Preaching: In most American evangelical churches it would be considered unusual for any series of expository sermons to last through twenty-three messages, much less a series based upon the prophet Jonah. Nevertheless, this tradition of long expository series seems to be well established at Westminister Chapel. How does your method of expository preaching lend itself to series of this duration?
Kendall: I almost never announce in advance how long a series will be. Just now, however, I am engaged in an experiment to see if I can discipline myself to keep within twelve sermons on the twelve verses of Isaiah 53. I knew if I did not announce the length of this series I would never get out of that great chapter of Isaiah. I have forced myself to push on in this case, and the series is coming along. Nevertheless, I would not want to make this my usual practice. I recently completed a series on 1 John of over one hundred sermons.
Preaching: Westminster Chapel is an inner-city congregation. How does this context inform and shape your preaching?
Kendall: I do not think that the context determines what I preach or how I present the message. It is the case, however, that we are attempting to reach our immediate area in a way not always attempted in the past.
I believe God honors preaching as a means of reaching those around us at Westminster Chapel. We are better known two thousand miles away from us than we are in our own neighborhood. Visitors come regularly from around the world, but not much from the immediate area. Nevertheless, for the last few years we have sought to reach our immediate area and have reached hundreds.
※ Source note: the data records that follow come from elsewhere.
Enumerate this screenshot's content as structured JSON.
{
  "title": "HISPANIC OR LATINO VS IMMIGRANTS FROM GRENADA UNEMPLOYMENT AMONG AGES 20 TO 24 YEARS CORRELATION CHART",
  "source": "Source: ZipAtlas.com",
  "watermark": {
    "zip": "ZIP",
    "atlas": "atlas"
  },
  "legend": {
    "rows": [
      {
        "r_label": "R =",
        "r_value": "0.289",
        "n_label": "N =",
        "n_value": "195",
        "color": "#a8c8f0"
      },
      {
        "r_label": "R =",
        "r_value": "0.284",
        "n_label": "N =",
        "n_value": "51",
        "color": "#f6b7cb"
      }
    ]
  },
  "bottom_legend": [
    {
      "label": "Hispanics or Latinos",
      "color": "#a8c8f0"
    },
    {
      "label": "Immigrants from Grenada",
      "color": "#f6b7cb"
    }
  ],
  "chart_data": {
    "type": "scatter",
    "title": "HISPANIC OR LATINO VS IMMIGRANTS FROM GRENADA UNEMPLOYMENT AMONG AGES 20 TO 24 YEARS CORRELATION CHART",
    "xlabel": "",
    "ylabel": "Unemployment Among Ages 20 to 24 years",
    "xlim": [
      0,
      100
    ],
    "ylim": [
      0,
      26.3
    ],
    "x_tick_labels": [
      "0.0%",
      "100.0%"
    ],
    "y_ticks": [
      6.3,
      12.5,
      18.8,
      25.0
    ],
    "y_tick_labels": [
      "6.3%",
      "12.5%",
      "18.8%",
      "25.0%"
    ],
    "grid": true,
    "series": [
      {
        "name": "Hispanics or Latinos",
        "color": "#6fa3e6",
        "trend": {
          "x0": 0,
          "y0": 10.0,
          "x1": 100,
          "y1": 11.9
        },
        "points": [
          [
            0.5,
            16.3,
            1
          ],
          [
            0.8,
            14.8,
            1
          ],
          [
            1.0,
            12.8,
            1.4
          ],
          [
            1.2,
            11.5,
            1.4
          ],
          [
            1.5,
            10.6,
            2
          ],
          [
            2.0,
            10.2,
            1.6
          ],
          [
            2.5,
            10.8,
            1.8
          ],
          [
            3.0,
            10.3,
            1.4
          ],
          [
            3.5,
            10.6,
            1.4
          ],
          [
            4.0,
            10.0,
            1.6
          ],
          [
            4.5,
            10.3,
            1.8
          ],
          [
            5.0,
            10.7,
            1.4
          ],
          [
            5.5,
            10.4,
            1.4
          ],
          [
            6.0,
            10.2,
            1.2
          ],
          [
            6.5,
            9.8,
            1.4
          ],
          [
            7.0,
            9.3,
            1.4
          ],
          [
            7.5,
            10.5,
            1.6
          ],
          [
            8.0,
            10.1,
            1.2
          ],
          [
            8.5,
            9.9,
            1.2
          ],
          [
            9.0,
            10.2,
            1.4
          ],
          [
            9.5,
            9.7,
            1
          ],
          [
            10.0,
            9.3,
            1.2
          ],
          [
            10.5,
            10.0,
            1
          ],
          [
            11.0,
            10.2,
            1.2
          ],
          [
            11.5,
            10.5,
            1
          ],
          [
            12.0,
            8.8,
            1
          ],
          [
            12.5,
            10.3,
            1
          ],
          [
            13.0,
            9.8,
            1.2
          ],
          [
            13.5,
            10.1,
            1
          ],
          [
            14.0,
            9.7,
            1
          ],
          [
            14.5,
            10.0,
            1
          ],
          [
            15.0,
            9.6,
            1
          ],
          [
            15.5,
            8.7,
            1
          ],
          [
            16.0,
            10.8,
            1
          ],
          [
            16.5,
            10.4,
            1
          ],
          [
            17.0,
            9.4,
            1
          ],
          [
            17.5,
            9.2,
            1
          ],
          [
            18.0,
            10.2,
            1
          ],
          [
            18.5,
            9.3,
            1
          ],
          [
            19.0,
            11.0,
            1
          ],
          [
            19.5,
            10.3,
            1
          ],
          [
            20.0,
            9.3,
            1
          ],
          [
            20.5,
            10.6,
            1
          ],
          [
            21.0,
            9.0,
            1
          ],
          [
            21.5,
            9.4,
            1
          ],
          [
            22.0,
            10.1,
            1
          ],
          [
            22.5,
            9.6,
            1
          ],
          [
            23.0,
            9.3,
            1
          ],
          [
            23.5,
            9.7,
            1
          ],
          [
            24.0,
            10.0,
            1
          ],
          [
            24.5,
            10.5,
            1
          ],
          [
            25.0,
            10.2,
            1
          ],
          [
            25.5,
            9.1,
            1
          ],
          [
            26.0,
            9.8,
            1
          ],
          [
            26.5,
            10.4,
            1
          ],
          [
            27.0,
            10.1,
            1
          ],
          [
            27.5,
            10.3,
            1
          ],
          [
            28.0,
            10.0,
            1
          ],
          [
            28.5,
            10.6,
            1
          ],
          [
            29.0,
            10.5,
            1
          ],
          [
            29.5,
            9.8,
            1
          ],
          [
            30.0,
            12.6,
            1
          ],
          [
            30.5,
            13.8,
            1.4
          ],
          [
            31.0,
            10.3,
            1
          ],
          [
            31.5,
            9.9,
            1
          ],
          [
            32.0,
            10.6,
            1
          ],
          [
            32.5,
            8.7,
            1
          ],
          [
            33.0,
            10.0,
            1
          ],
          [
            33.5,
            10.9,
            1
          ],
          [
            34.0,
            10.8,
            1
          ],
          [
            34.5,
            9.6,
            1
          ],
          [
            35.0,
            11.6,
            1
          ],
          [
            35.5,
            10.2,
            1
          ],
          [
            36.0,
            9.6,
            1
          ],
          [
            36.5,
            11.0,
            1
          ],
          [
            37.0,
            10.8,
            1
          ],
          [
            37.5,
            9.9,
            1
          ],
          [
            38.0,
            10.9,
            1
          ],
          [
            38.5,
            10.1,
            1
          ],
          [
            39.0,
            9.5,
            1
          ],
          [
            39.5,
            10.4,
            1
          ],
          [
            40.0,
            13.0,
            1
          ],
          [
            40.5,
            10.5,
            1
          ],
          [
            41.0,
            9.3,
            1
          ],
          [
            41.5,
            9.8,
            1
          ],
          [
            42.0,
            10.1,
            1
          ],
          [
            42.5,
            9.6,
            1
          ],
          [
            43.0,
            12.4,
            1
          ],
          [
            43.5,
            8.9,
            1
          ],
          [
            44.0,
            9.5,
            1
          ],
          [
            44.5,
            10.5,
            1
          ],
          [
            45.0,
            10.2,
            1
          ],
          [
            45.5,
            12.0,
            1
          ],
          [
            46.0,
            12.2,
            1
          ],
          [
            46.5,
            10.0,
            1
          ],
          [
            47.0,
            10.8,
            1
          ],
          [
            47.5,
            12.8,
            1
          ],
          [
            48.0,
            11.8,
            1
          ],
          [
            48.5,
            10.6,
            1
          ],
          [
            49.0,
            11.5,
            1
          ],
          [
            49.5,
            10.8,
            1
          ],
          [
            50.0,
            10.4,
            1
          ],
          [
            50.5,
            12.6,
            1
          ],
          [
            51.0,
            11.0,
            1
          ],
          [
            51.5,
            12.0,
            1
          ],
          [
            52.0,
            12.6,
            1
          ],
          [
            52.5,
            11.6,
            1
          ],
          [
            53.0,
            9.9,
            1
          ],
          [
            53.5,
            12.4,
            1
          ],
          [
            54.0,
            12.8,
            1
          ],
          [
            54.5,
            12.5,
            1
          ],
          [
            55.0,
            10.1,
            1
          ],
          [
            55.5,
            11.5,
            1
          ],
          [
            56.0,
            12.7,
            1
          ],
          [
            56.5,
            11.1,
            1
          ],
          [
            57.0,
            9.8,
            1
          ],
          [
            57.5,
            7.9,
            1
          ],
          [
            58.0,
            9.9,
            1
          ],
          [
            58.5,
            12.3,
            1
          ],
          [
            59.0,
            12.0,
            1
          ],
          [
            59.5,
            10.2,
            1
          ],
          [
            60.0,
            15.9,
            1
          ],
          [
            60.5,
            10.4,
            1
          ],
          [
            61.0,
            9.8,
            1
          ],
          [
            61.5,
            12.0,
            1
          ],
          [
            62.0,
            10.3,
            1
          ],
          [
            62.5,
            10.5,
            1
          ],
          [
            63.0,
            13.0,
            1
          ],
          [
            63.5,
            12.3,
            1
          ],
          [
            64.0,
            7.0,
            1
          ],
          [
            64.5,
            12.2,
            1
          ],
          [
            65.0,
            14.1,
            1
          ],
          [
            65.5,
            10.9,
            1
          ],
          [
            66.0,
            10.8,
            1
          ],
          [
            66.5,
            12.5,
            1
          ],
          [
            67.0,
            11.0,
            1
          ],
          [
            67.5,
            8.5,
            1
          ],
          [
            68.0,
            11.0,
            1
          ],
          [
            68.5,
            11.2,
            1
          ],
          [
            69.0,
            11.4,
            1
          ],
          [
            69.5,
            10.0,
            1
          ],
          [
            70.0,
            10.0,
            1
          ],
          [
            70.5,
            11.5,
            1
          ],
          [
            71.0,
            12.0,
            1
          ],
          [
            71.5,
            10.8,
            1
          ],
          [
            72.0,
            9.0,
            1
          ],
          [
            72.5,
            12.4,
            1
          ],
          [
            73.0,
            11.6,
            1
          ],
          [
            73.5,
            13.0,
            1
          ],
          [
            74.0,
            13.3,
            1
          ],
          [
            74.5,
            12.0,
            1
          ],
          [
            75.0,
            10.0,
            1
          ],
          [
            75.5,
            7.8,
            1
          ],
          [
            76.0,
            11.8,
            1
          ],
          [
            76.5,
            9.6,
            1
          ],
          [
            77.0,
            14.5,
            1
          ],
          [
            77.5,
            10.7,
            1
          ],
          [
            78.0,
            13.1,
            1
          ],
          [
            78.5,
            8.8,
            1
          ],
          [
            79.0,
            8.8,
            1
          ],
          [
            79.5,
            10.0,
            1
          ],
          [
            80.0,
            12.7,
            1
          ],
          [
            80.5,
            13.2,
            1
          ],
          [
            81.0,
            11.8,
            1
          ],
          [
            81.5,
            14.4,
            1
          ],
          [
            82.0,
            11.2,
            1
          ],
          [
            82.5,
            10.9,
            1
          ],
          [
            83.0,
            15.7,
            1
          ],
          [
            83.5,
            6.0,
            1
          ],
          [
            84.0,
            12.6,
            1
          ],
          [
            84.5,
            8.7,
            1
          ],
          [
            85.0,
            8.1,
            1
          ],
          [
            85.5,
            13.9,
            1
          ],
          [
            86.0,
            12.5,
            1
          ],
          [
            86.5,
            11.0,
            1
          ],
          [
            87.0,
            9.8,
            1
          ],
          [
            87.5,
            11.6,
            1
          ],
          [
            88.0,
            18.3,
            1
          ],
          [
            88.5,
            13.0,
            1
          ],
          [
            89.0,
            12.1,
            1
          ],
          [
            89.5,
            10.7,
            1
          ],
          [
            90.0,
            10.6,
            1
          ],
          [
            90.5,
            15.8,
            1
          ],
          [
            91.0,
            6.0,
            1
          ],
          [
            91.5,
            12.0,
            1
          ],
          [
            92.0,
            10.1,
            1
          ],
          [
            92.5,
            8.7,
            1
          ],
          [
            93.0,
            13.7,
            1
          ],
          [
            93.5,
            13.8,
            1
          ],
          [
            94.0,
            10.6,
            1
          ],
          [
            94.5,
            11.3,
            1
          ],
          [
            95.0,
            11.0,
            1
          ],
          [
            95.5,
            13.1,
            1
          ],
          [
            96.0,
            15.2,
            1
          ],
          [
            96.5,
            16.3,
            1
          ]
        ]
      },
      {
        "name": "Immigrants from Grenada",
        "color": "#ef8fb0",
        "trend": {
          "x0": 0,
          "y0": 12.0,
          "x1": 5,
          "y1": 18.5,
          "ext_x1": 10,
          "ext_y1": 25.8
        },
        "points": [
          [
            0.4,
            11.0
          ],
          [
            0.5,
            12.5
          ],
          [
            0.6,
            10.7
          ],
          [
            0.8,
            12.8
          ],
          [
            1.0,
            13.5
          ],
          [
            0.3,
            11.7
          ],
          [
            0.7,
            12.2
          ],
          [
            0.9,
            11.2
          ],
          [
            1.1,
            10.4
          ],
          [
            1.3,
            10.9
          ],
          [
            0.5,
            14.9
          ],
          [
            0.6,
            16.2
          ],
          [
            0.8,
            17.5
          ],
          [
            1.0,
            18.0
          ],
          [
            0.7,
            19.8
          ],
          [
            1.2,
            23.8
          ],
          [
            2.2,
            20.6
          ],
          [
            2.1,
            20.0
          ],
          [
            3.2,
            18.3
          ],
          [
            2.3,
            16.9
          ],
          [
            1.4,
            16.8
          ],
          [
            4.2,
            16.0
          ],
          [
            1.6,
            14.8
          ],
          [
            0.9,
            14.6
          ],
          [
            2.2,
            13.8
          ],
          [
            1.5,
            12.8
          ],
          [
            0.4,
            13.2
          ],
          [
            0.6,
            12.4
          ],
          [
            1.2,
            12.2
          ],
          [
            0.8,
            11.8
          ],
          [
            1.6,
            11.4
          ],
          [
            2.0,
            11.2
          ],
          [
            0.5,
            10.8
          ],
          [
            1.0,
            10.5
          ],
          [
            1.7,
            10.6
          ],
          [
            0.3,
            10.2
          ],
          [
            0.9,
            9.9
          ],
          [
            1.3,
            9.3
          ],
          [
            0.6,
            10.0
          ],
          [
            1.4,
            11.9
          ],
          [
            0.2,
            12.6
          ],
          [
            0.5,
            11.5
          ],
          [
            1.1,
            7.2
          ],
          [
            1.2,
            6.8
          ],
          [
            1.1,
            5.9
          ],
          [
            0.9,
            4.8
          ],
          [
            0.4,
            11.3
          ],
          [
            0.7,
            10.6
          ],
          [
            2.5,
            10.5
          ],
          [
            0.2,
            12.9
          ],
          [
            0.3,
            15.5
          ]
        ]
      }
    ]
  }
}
Westminister Chapel has never been a traditional local church, a neighborhood church. Lloyd-Jones said to me that Morgan had said to him that Westminster Chapel was not a church, it is a center for preaching. My vision is to be both.
Preaching: You have inaugurated the practice at Westminster Chapel of inviting persons to make a “public pledge” of their faith. Many American churches end every service with such an invitation. How is this done at Westminster Chapel?
Kendall: With the Public Pledge a person confesses publicly what has taken place in the heart. This to me was more biblical than inviting persons forward to receive salvation. They come to confess their salvation rather than to receive it. Some come who do not really know what they are doing, and we have counsellors there to talk to them. There is, we feel, a theological integrity to this — and a biblical mandate.
Preaching: What are your hopes for preaching? What would you like to see happen in the pulpits of the world?
Kendall: I pray that preachers would be mastered by the text, that they would learn the art of bowing before the text with such a high view of Scripture that one hears the very Word of God. When one hears this voice the text is necessarily taken more seriously, and the preacher is less likely to impose his own meaning on the text.
The greatest weakness of preachers on both side of the Atlantic is the tendency to come to the text with a preconceived notion of what the text means, and then to hijack the text with no feelings of guilt whatsoever. The preacher can easily have no clue what Paul really meant, or Jesus really said, but come to a text to mean what they want to say.